Jan Garbarek is, of course, one of ECM’s longest standing composers and saxophonists, yet he is first and foremost a spectacular improviser who often manages to reach farther than (I imagine) even his own expectations in touching new melodic concepts. Paired with the Spheres-like church organ of Kjell Johnsen, he plumbs the depths of spiritual and physical awareness in a way that few of his albums have since. Here more than anywhere else, he shapes reverberation into its own spiritualism, exploring every curve of his surrounding architecture, every carved piece of wood and masonry.
The title track opens with a viscous solemnity, ever in shadow, while “Syn” reaps even more intense crops from the ethereal harvest it has sown. A trio of miniatures clustered around the session’s center reaches even more intimately into its heartbeat. “Kilden” seems to drip from the chapel ceiling like a weeping fresco. Garbarek unveils the rare recorders for a more playful exchange in “Spill.” “Iskirken” grips the heart with its piercing keen, dividing cloud and rain with the light of grief that shines like no other in times of greatest darkness. Lastly, the hurdy-gurdy drone of “Tegn” strings a delicate safety net for Garbarek’s robust defenestration.

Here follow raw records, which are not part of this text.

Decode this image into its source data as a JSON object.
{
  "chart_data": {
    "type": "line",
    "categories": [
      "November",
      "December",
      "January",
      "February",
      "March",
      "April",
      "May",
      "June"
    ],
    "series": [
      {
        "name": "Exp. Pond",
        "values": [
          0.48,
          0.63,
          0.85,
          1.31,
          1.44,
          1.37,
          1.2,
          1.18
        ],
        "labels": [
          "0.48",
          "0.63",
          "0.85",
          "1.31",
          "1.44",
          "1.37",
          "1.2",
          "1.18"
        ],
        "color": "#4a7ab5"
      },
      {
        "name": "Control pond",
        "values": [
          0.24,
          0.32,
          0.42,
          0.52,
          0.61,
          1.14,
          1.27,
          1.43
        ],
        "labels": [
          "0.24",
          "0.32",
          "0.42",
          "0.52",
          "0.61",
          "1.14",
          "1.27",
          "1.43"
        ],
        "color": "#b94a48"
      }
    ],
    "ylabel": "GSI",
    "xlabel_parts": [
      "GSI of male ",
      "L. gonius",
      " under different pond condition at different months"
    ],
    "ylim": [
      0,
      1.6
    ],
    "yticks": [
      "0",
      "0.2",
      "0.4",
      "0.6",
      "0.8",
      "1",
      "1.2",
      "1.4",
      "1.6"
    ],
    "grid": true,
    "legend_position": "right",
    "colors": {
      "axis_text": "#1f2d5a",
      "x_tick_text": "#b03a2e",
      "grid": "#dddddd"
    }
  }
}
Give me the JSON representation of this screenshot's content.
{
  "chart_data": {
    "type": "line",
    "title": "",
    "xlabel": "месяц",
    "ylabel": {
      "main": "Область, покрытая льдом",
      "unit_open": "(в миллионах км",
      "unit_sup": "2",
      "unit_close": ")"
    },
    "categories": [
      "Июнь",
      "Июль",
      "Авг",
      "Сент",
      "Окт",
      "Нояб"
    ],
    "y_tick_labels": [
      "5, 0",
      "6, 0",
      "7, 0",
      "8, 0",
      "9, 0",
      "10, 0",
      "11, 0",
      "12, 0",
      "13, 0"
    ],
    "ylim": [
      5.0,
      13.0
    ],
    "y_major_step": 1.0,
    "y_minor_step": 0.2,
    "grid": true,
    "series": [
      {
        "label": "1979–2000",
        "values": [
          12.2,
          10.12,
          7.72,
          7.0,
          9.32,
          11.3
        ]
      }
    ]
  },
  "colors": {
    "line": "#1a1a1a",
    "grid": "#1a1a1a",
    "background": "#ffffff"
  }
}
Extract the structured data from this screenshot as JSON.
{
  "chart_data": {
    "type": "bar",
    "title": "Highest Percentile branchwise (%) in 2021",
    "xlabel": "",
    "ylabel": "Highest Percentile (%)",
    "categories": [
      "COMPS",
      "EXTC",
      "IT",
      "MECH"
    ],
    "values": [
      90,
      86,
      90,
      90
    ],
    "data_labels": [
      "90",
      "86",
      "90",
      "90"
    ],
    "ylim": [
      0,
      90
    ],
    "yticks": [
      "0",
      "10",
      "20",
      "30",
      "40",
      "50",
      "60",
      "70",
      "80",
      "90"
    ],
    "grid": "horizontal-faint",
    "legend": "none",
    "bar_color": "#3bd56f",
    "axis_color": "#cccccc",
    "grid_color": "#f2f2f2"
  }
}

This album predates his later Officium project by fourteen years, but is in parts just as effective in its vaulted evocations of hidden chants and invisible voices. At times, it also reminds me of the Licht/Haino/Hamilton/MLW one-off, Gerry Miles, only with less turbulent folds.
This is a pensive album, an unsung classic in the Garbarek oeuvre, filled with more than enough revelations to lodge a place in your musical heart.